Scholars 2005

2005 Future - Materials Science

French Timothy

Personal Details:
Department of Chemistry - Yale University, USA

Title of Research: 
"Investigation of Librational Coupling in Crystalline L-Alanine Using Two-Dimensional Terahertz Spectroscopy "

Updates

January 2017

I was awarded the Dan David Prize in 2005 for the Future Track in Materials Science while I was a graduate student in Prof. Charles Schmuttenmaer's lab at Yale University.  After graduating with my PhD in chemistry from Yale in 2007, I was a non-tenure track faculty member at Harvard University teaching physics and physical chemistry from 2008-2012.  From there I moved to Chicago, IL, USA, to DePaul University where I was a non-tenure-track faculty member from 2012-2014.  Starting in 2014 I moved to the tenure track at DePaul in the position of Assistant Professor.  My research group performs chemistry and physics education research.  One major thread through my research and teaching is the interdisciplinary nature of the sciences.  I've been interviewed a few times for some of DePaul's internal and alumni publications about a new class that I created with a colleague in the writing department here on campus

http://csh.depaul.edu/faculty-staff/faculty-a-z/Pages/chemistry/timothy-french.aspx

http://www.depaulnewsline.com/features/write-stuff-new-science-course-helps-chemists-communicate

 

January 2006

My research uses terahertz (far-infrared) spectroscopy to study molecular motions in solid-state amino acids. Intermolecular motions have signatures in this energy regime. Presently, we are looking at the various enantiomers (D, L, and DL) of tryptophan. We've seen that peaks in the terahertz spectrum are dependent upon enantiomer. In the case of tryptophan, L and its mirror image D show peaks, whereas a 50-50 mixture of D and L (appropriately known as DL) does not. Since we're probing such low energies, these data imply that their crystal structures are different. By studying how intermolecular motions and crystal configurations manifest themselves in the terahertz regime we hope to have a better handle of how more complex motions act (eg. coupled motions found in numerous biomolecules, which may have a hand in protein folding).

In the past few months, I have been focused mainly on the theoretical/computational aspect of this project.

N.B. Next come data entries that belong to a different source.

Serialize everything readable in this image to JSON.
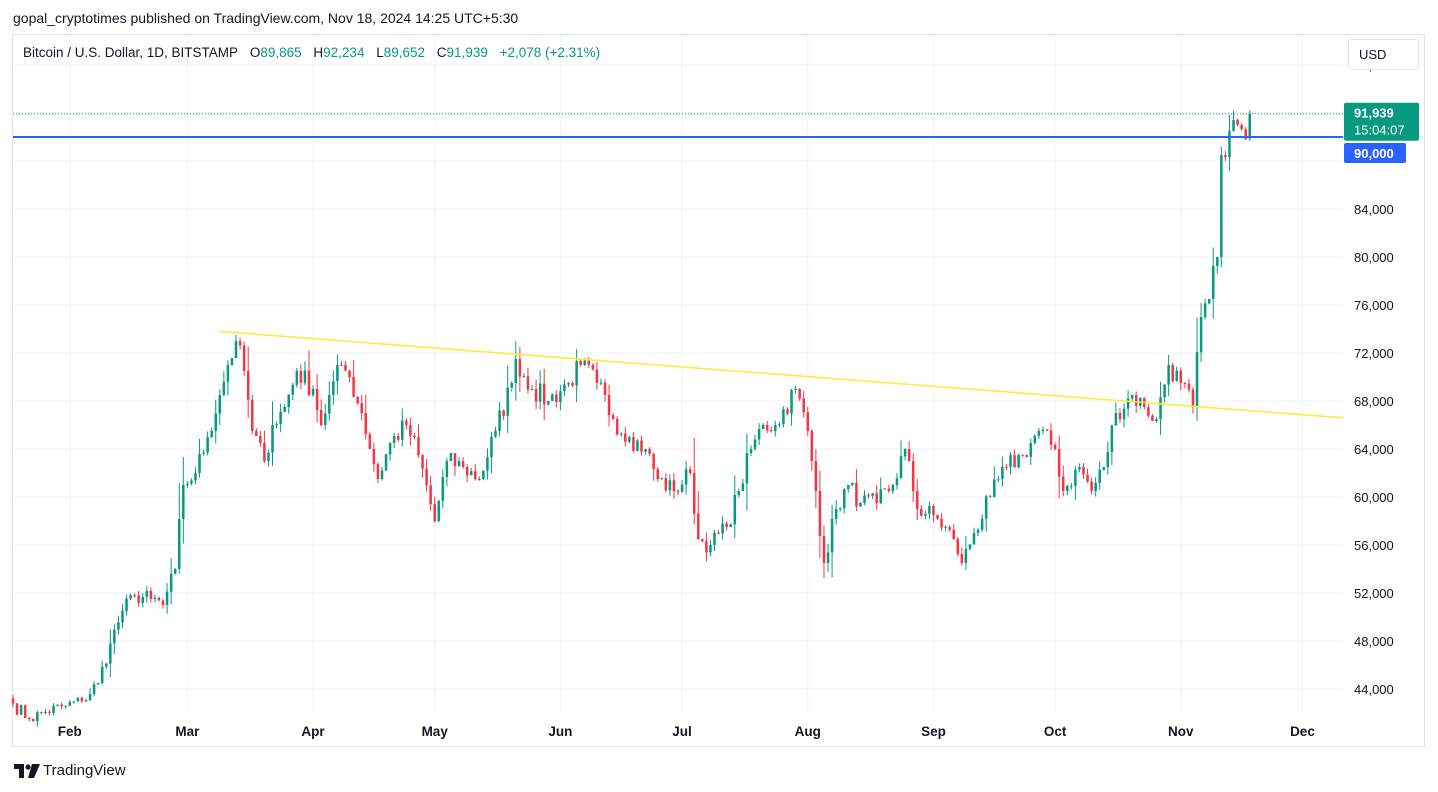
{
  "publisher_line": "gopal_cryptotimes published on TradingView.com, Nov 18, 2024 14:25 UTC+5:30",
  "legend": {
    "symbol": "Bitcoin / U.S. Dollar, 1D, BITSTAMP",
    "open_label": "O",
    "open": "89,865",
    "high_label": "H",
    "high": "92,234",
    "low_label": "L",
    "low": "89,652",
    "close_label": "C",
    "close": "91,939",
    "change": "+2,078 (+2.31%)"
  },
  "currency_button": "USD",
  "price_tag": {
    "price": "91,939",
    "countdown": "15:04:07",
    "color": "#089981"
  },
  "level_tag": {
    "price": "90,000",
    "color": "#2962ff"
  },
  "footer": {
    "logo_icon": "tradingview-logo-icon",
    "brand": "TradingView"
  },
  "colors": {
    "up": "#089981",
    "down": "#f23645",
    "trendline": "#ffeb3b",
    "level": "#2962ff",
    "grid": "#f0f3fa"
  },
  "chart_data": {
    "type": "candlestick",
    "title": "",
    "xlabel": "",
    "ylabel": "",
    "ylim": [
      42000,
      98500
    ],
    "x_range": [
      "2024-01-18",
      "2024-12-11"
    ],
    "grid": true,
    "y_ticks": [
      44000,
      48000,
      52000,
      56000,
      60000,
      64000,
      68000,
      72000,
      76000,
      80000,
      84000,
      96000
    ],
    "y_tick_labels": [
      "44,000",
      "48,000",
      "52,000",
      "56,000",
      "60,000",
      "64,000",
      "68,000",
      "72,000",
      "76,000",
      "80,000",
      "84,000",
      "96,000"
    ],
    "x_ticks": [
      {
        "date": "2024-02-01",
        "label": "Feb"
      },
      {
        "date": "2024-03-01",
        "label": "Mar"
      },
      {
        "date": "2024-04-01",
        "label": "Apr"
      },
      {
        "date": "2024-05-01",
        "label": "May"
      },
      {
        "date": "2024-06-01",
        "label": "Jun"
      },
      {
        "date": "2024-07-01",
        "label": "Jul"
      },
      {
        "date": "2024-08-01",
        "label": "Aug"
      },
      {
        "date": "2024-09-01",
        "label": "Sep"
      },
      {
        "date": "2024-10-01",
        "label": "Oct"
      },
      {
        "date": "2024-11-01",
        "label": "Nov"
      },
      {
        "date": "2024-12-01",
        "label": "Dec"
      }
    ],
    "close_series": [
      [
        "2024-01-18",
        42800
      ],
      [
        "2024-01-22",
        41500
      ],
      [
        "2024-01-26",
        42100
      ],
      [
        "2024-01-31",
        42600
      ],
      [
        "2024-02-04",
        43000
      ],
      [
        "2024-02-08",
        44500
      ],
      [
        "2024-02-11",
        47800
      ],
      [
        "2024-02-14",
        50500
      ],
      [
        "2024-02-17",
        51800
      ],
      [
        "2024-02-21",
        51500
      ],
      [
        "2024-02-24",
        51000
      ],
      [
        "2024-02-27",
        54000
      ],
      [
        "2024-02-29",
        61000
      ],
      [
        "2024-03-03",
        62000
      ],
      [
        "2024-03-06",
        65000
      ],
      [
        "2024-03-09",
        68500
      ],
      [
        "2024-03-11",
        71000
      ],
      [
        "2024-03-13",
        73000
      ],
      [
        "2024-03-15",
        70500
      ],
      [
        "2024-03-17",
        65500
      ],
      [
        "2024-03-20",
        63000
      ],
      [
        "2024-03-22",
        66000
      ],
      [
        "2024-03-25",
        67500
      ],
      [
        "2024-03-28",
        70500
      ],
      [
        "2024-04-01",
        69000
      ],
      [
        "2024-04-03",
        66000
      ],
      [
        "2024-04-05",
        68500
      ],
      [
        "2024-04-08",
        71000
      ],
      [
        "2024-04-10",
        70000
      ],
      [
        "2024-04-13",
        67000
      ],
      [
        "2024-04-17",
        61500
      ],
      [
        "2024-04-20",
        64500
      ],
      [
        "2024-04-24",
        66000
      ],
      [
        "2024-04-27",
        63500
      ],
      [
        "2024-05-01",
        58000
      ],
      [
        "2024-05-04",
        63000
      ],
      [
        "2024-05-08",
        62500
      ],
      [
        "2024-05-12",
        61500
      ],
      [
        "2024-05-16",
        65500
      ],
      [
        "2024-05-20",
        69500
      ],
      [
        "2024-05-21",
        71500
      ],
      [
        "2024-05-25",
        69000
      ],
      [
        "2024-05-29",
        68000
      ],
      [
        "2024-06-03",
        69500
      ],
      [
        "2024-06-06",
        71000
      ],
      [
        "2024-06-10",
        69500
      ],
      [
        "2024-06-14",
        66500
      ],
      [
        "2024-06-18",
        65000
      ],
      [
        "2024-06-22",
        64000
      ],
      [
        "2024-06-25",
        61500
      ],
      [
        "2024-06-29",
        60500
      ],
      [
        "2024-07-03",
        62000
      ],
      [
        "2024-07-05",
        56500
      ],
      [
        "2024-07-08",
        56000
      ],
      [
        "2024-07-12",
        57500
      ],
      [
        "2024-07-15",
        60500
      ],
      [
        "2024-07-18",
        64000
      ],
      [
        "2024-07-21",
        66000
      ],
      [
        "2024-07-24",
        66000
      ],
      [
        "2024-07-29",
        69000
      ],
      [
        "2024-08-01",
        65500
      ],
      [
        "2024-08-03",
        60500
      ],
      [
        "2024-08-05",
        54500
      ],
      [
        "2024-08-08",
        59000
      ],
      [
        "2024-08-11",
        61000
      ],
      [
        "2024-08-14",
        59500
      ],
      [
        "2024-08-18",
        59500
      ],
      [
        "2024-08-22",
        61000
      ],
      [
        "2024-08-25",
        64000
      ],
      [
        "2024-08-28",
        59000
      ],
      [
        "2024-09-01",
        58500
      ],
      [
        "2024-09-06",
        56500
      ],
      [
        "2024-09-08",
        54500
      ],
      [
        "2024-09-11",
        57000
      ],
      [
        "2024-09-15",
        60000
      ],
      [
        "2024-09-19",
        62500
      ],
      [
        "2024-09-23",
        63500
      ],
      [
        "2024-09-27",
        65500
      ],
      [
        "2024-10-01",
        64000
      ],
      [
        "2024-10-03",
        60500
      ],
      [
        "2024-10-07",
        62500
      ],
      [
        "2024-10-10",
        60500
      ],
      [
        "2024-10-13",
        62500
      ],
      [
        "2024-10-16",
        67000
      ],
      [
        "2024-10-20",
        68500
      ],
      [
        "2024-10-23",
        67500
      ],
      [
        "2024-10-26",
        66500
      ],
      [
        "2024-10-29",
        71000
      ],
      [
        "2024-11-01",
        69500
      ],
      [
        "2024-11-04",
        67500
      ],
      [
        "2024-11-06",
        75000
      ],
      [
        "2024-11-08",
        76500
      ],
      [
        "2024-11-10",
        80000
      ],
      [
        "2024-11-11",
        88500
      ],
      [
        "2024-11-13",
        90500
      ],
      [
        "2024-11-15",
        91000
      ],
      [
        "2024-11-17",
        89800
      ],
      [
        "2024-11-18",
        91939
      ]
    ],
    "last_bar": {
      "open": 89865,
      "high": 92234,
      "low": 89652,
      "close": 91939
    },
    "horizontal_level": 90000,
    "trendline": {
      "start": [
        "2024-03-09",
        73800
      ],
      "end": [
        "2024-12-11",
        66600
      ]
    }
  }
}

The xray structure is completely solved for DL Tryptophan, whereas only the space group (ie symmetry) of the other two are known. Using the well-known molecular mechanics program CHARMM, I hope to determine the structures of crystalline L and D Tryptophan that are consistent with the spectra we have collected. So far, I am trying to reproduce the known values for DL Tryptophan. Very recently, in fact, I have been able to reproduce qualitatively the low-energy DL spectrum. This bolsters our faith in the reliability of the computational methods used and their ability to predict structures that are not fully known. We plan on publishing this research in the months to come.

I am midway through my fourth year of the PhD program in chemistry at Yale University. I hope to attain my PhD during the 2007-2008 academic year, after which I will apply for a Science and Public Policy Fellowship offered by the US government. These fellowships are put in place for PhD scientists to work in the public sector for a year in order to get a better feel for the interplay between these two realms. One that sparks my interest is in "threat reduction", specifically the bookkeeping/collection of WMDs and loose nukes in the former USSR. If I enjoy this line of work, I will look for a permanent position in government; if not, I will most likely join the faculty of a college and focus on teaching and science education research.

I am extremely grateful for being awarded a 2005 Dan David Prize Scholarship recognizing the research that I do.